One year I had lots of yarrow, pink and red and yellow, but by August it was all past its prime and looked scruffy. My masses of purple larkspur had stopped blooming and the foliage was turning brown. Yes, I could have pulled them, but I wanted some of the seeds to ripen and self-sow for next year, so I had to let them stand. More scruffiness. The Joe Pye weed was fading to the palest salmon-pink, the foliage of lavatera (my favorite annual) was dying in the heat, the roses were still in siesta, and everything just looked so…gray. I need a yard full of gaudy zinnias, I thought. But by this time their foliage would have already succumbed to powdery mildew and would be looking gray as well. August is hard.

Moreover, the volunteer seedlings that had looked like a serendipitous bonanza in June have now grown up and are making it amply clear that they’re in the wrong place and are clamoring to be moved. There are phlox that are inching their way towards magenta pink and they’re blooming alongside the red KnockOut ™ rose. Ouch!

In the past, I would just dig the offenders up and move them, no matter what the temperature or time of day. I recall transplanting astilbes one hot summer afternoon when I just couldn’t bear looking at them, knowing their location was wrong, wrong, wrong. (I wouldn’t do that now, not because I know better—I knew better then—but I’m older and lazier now.
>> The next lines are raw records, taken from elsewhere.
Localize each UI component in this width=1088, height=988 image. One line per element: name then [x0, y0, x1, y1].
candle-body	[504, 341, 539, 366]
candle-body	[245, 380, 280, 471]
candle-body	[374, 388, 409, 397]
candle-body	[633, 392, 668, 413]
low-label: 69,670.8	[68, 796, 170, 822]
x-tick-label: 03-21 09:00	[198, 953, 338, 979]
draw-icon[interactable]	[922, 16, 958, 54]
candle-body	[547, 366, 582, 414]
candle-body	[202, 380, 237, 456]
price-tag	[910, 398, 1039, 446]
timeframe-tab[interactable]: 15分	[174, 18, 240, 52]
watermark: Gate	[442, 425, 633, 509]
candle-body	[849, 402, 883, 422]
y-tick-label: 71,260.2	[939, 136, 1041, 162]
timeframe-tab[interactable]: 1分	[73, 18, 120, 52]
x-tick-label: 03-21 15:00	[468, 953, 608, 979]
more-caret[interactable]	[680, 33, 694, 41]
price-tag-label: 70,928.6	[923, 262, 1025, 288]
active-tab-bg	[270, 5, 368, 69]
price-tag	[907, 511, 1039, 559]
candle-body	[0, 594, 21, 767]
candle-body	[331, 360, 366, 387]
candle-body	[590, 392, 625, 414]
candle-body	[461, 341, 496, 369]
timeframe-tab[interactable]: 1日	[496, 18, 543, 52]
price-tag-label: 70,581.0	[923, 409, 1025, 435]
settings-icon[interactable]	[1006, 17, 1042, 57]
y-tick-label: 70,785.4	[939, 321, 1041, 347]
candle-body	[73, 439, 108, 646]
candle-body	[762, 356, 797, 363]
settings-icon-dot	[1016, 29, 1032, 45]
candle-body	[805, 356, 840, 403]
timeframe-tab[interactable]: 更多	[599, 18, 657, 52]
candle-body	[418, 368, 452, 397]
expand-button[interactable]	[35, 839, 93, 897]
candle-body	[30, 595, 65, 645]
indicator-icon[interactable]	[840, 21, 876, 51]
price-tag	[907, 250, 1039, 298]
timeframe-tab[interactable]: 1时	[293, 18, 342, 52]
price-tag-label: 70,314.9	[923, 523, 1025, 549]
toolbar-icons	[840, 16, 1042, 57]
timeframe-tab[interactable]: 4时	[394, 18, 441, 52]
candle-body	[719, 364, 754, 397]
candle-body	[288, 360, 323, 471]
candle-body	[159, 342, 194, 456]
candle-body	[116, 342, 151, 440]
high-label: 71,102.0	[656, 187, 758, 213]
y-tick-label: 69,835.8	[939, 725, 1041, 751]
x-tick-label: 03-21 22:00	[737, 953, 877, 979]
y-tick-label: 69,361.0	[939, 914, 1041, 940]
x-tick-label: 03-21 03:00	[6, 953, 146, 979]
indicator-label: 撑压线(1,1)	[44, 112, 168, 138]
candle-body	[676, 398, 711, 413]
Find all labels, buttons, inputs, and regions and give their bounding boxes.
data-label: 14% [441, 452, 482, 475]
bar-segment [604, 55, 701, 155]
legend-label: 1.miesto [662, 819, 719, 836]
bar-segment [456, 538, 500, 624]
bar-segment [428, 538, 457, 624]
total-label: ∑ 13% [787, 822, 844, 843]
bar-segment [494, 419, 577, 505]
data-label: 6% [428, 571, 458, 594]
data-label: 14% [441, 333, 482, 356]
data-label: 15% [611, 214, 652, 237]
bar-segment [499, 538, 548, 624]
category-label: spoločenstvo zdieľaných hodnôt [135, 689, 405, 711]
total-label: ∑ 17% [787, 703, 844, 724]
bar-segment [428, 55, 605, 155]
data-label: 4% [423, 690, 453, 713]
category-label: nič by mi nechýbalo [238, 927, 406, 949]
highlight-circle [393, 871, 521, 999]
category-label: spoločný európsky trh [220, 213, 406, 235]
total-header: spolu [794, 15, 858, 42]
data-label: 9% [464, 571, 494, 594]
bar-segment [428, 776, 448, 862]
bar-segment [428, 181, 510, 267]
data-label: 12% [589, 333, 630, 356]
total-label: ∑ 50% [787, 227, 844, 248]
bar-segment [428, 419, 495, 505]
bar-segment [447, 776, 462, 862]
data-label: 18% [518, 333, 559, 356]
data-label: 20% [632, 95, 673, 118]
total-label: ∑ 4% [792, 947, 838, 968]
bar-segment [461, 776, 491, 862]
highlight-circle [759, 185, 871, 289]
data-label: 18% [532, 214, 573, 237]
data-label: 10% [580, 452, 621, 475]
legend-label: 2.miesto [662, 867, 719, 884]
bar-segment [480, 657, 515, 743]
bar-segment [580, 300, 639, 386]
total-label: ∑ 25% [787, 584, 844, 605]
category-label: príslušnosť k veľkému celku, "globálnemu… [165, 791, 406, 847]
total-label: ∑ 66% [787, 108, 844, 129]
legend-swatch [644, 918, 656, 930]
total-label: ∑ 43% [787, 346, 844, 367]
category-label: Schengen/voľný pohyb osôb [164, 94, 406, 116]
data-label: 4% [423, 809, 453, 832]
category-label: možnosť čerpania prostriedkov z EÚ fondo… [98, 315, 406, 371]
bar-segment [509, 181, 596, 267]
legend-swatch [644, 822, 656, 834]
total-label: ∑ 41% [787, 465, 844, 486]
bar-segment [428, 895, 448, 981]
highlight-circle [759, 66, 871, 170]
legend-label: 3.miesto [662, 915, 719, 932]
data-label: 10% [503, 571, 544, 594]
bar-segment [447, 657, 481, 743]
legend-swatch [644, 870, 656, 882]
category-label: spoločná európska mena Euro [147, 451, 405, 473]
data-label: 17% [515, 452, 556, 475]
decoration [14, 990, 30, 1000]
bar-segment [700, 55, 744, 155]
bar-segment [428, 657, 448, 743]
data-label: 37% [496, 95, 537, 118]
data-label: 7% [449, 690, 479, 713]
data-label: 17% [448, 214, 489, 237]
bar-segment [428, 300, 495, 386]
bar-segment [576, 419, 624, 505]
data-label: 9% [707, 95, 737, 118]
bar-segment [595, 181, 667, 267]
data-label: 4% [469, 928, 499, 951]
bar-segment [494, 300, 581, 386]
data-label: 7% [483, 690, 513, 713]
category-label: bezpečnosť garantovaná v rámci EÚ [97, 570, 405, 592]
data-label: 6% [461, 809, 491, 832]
Besides, my knees hurt and it’s sometimes hard to kneel.)

So I’m pondering the changes for next year—maybe get a half-dozen pink cannas with big blackish leaves to make a dramatic statement along my front fence. And what about a pair of matching hydrangeas as well? That would add substance.

I’ve already made two important decisions. Those phlox will definitely have to go (on a day when my knees aren’t hurting). And today I got ruthless with a plant that is one of the most amazing species on the planet—Oenothera biennis which—I kid you not—moves from bud to open flower in a matter of seconds every summer night around 8:30. I always want to have a couple of these yellow-blooming wonders around, but this year I had four, and two of them were blocking views of other plants. It broke my heart to uproot these 5-foot giants, but the garden looks better now. I can see the arching sprays of my ‘Morning Light’ miscanthus, for example. What’s more, I could do it while standing.